The pressure to sort this out has sharpened in 2026 for a simple reason: artificial intelligence indexing tools have arrived in regional library systems and they surface duplicate content in ways that older catalogue software never did. Institutions that leave the problem unaddressed now risk polluting AI-assisted search results for researchers, journalists and school students alike. The University of Newcastle's Cultural Collections unit, housed at the Auchmuty Library on the Callaghan campus, flagged this specific risk in a working paper circulated to NSW university library networks in March 2026, noting that unchecked duplication undermines the reliability of automated metadata generation.
What Newcastle Is Doing — and What It Is Not
Newcastle's approach so far has been manual-first. Archivists at both Newcastle City Library and the University of Newcastle have used a combination of perceptual hashing software — tools that assign a numeric fingerprint to each image — and human review to flag suspected duplicates before any deletion occurs. No file is removed without a second opinion. That conservative method has a cost: the University of Newcastle's Cultural Collections team estimated in the same March 2026 working paper that a fully manual review of a 50,000-image archive takes roughly 1,400 staff hours at current resourcing levels.
Compare that to Rotterdam, where the Gemeentearchief Rotterdam completed a fully automated duplicate-purge of its 220,000-image digitised collection in 2023 using open-source deduplication pipelines developed at Delft University of Technology. The Dutch institution removed around 18,000 files in eight weeks with minimal human intervention.
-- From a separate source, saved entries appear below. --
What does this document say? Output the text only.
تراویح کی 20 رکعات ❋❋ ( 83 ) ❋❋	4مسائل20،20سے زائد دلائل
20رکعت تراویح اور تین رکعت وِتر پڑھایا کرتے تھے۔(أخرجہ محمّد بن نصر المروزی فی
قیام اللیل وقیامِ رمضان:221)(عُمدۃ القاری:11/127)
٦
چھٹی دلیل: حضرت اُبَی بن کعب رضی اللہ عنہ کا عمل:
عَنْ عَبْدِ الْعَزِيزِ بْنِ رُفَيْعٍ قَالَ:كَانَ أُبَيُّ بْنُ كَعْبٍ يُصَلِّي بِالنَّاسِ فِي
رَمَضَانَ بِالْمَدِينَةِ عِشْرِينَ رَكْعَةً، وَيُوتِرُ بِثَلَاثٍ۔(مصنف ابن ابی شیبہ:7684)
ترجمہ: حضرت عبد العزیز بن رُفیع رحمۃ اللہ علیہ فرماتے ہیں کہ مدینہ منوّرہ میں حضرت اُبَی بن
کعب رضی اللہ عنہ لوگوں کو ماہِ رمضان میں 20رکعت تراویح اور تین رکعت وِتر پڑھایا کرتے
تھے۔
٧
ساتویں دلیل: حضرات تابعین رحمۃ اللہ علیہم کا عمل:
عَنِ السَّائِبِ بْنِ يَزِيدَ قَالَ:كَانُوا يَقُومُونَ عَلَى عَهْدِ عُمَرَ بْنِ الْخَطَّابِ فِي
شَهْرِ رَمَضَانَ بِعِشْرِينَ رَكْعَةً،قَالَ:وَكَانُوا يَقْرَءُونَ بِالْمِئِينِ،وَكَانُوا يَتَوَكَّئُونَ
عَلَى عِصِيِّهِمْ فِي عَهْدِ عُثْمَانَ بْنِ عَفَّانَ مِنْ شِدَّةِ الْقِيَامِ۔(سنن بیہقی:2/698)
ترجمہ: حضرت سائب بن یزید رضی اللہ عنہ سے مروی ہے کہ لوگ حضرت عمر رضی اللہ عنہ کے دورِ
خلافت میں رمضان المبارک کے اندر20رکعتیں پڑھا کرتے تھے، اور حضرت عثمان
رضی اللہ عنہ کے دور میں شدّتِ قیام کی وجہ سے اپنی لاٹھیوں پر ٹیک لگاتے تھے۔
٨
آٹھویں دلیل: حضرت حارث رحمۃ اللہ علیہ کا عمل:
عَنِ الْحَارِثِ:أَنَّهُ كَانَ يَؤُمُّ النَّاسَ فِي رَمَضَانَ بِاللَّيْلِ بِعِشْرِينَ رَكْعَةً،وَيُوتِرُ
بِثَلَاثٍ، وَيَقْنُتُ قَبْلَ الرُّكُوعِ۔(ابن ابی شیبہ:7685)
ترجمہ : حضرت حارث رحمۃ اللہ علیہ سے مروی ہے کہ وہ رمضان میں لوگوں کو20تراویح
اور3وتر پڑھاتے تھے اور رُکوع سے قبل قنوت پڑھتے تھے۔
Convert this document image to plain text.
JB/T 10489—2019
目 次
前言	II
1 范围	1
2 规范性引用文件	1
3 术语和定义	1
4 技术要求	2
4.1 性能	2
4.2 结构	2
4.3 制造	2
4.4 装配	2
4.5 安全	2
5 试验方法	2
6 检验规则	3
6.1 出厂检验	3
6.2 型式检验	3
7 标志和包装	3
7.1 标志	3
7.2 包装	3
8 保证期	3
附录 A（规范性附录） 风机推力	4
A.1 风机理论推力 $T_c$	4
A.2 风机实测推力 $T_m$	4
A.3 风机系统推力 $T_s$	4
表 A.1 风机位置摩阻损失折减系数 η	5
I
The result was faster, cheaper and, by Rotterdam's own published account, highly accurate — but critics inside the Dutch heritage sector noted that roughly 60 contextually distinct photographs were incorrectly flagged and deleted before the error was caught.
Richmond, Virginia's Valentine museum took a middle path. Its 2024 digital remediation project, publicly documented in the American Alliance of Museums journal that October, paired automated flagging with a crowd-sourced verification step, inviting registered community members to review flagged pairs online before archivists made the final call. Participation rates were modest — around 340 verified community contributors over six months — but the model drew genuine interest from Australian heritage bodies, including a delegation from the State Library of NSW that visited Richmond in February 2025.
The Local Stakes Are Higher Than They Look
Newcastle's digital heritage collections carry material that exists nowhere else: pre-federation photographs of the BHP steelworks site at Mayfield, flood survey maps of Throsby Creek dating to the 1950s, oral history recordings from Hunter coalfields communities that have since been resettled. Losing even a handful of those files to an incorrect automated deletion would be irreversible. That risk calculus explains why local institutions have been slower to automate than their European counterparts.
City of Newcastle's draft Digital Preservation Policy, released for public comment in April 2026, explicitly states that no deletion workflow for heritage-grade assets will proceed without dual-staff sign-off regardless of the automation tool in use. The policy is expected to be formally adopted before the end of the 2026 calendar year.
For community members and researchers who rely on these archives, the practical upshot is straightforward. If you are searching Newcastle City Library's online catalogue and encounter what appears to be a duplicated entry — same image, different catalogue numbers — the library's local studies desk on Laman Street takes direct reports via its online feedback form. Those reports are being actively reviewed and folded into the ongoing remediation queue. The Auchmuty Library's Cultural Collections unit accepts similar notifications through the University of Newcastle's library portal. Both institutions have said publicly that community reporting has already helped surface errors that automated tools missed.